The first number, a song called ‘White Feminist’, allows the hosts to acknowledge the position of privilege from which they speak, with regard to gender politics. When I interviewed Pink Flappy Bits for Lip Magazine last year, they told me this particular song was their way of ‘situating ourselves in the discourse of our art form and being upfront about the fact that we are only speaking from own experiences and a place of some privilege’. The song also immediately showcases the duo’s genuine musical skill, which provides a strong foundation for all their work.
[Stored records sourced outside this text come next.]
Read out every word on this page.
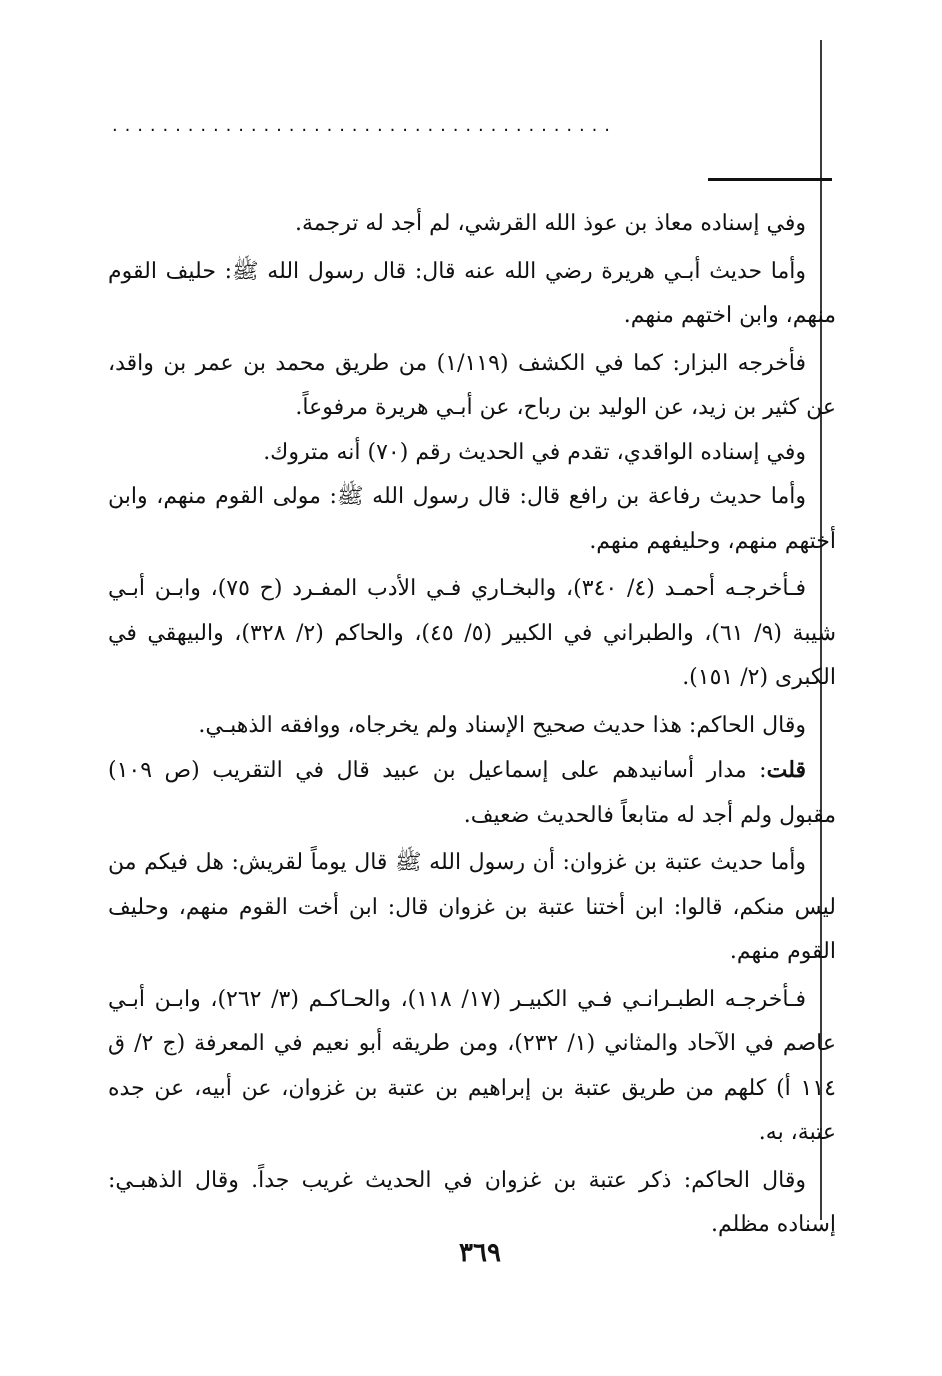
........................................

وفي إسناده معاذ بن عوذ الله القرشي، لم أجد له ترجمة.

وأما حديث أبـي هريرة رضي الله عنه قال: قال رسول الله ﷺ: حليف القوم منهم، وابن اختهم منهم.

فأخرجه البزار: كما في الكشف (١/١١٩) من طريق محمد بن عمر بن واقد، عن كثير بن زيد، عن الوليد بن رباح، عن أبـي هريرة مرفوعاً.

وفي إسناده الواقدي، تقدم في الحديث رقم (٧٠) أنه متروك.

وأما حديث رفاعة بن رافع قال: قال رسول الله ﷺ: مولى القوم منهم، وابن أختهم منهم، وحليفهم منهم.

فـأخرجـه أحمـد (٤/ ٣٤٠)، والبخـاري فـي الأدب المفـرد (ح ٧٥)، وابـن أبـي شيبة (٩/ ٦١)، والطبراني في الكبير (٥/ ٤٥)، والحاكم (٢/ ٣٢٨)، والبيهقي في الكبرى (٢/ ١٥١).

وقال الحاكم: هذا حديث صحيح الإسناد ولم يخرجاه، ووافقه الذهبـي.

قلت: مدار أسانيدهم على إسماعيل بن عبيد قال في التقريب (ص ١٠٩) مقبول ولم أجد له متابعاً فالحديث ضعيف.

وأما حديث عتبة بن غزوان: أن رسول الله ﷺ قال يوماً لقريش: هل فيكم من ليس منكم، قالوا: ابن أختنا عتبة بن غزوان قال: ابن أخت القوم منهم، وحليف القوم منهم.

فـأخرجـه الطبـرانـي فـي الكبيـر (١٧/ ١١٨)، والحـاكـم (٣/ ٢٦٢)، وابـن أبـي عاصم في الآحاد والمثاني (١/ ٢٣٢)، ومن طريقه أبو نعيم في المعرفة (ج ٢/ ق ١١٤ أ) كلهم من طريق عتبة بن إبراهيم بن عتبة بن غزوان، عن أبيه، عن جده عتبة، به.

وقال الحاكم: ذكر عتبة بن غزوان في الحديث غريب جداً. وقال الذهبـي: إسناده مظلم.

٣٦٩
The first guest performer on this night, Wednesday the 5th of April, is Six Inches Uncut. When the self-proclaimed ‘drag punk-poet’ appears on stage wearing stunning makeup and little more than some strategically placed pink duct tape for costume, it is immediately no longer 5:30pm on a Wednesday night. Six Inches Uncut’s performance material is truly exciting and original, though unfortunately performed with some technical difficulties and visible apprehension.

The next performer, Ira Luxuria, is the dramatic highpoint of the evening. Between ‘White Feminist’ and this grunge-rock striptease, I find myself reflecting on the way feminist discourse in art can at certain times be effective when it acknowledges its own convolutions and political obstacles, and at other times (when a woman removes a glitter filled tampon from within herself and propels it into a wide-eyed audience, for instance) be most effective in a lack of restraint or intellectualisation.

Finally, Kimberley Twiner performs a monologue from Shakespeare’s Pericles, delivered with admirable commitment unmoved by the audience’s hesitation. Twiner’s style is unusual. It can be received as simply an absurd comedy act or perhaps a deeply thoughtful interpretation of Shakespeare’s work. Either way, if Twiner’s mission is to use this short spot to create audience intrigue, she is successful.

As for the hosts, Dowler and Mapleston juggle many different performative voices as MCs, stand-up comics and musicians. They are supportive and engaged throughout, although the transition from one role to another and the times spent explaining or creating a segue can be a weakness. The comedic high point is the ‘Your Dick Won’t Finish Me Off’ song, which allows the pair a moment to be in full comedic voice, hilarious in both material and delivery.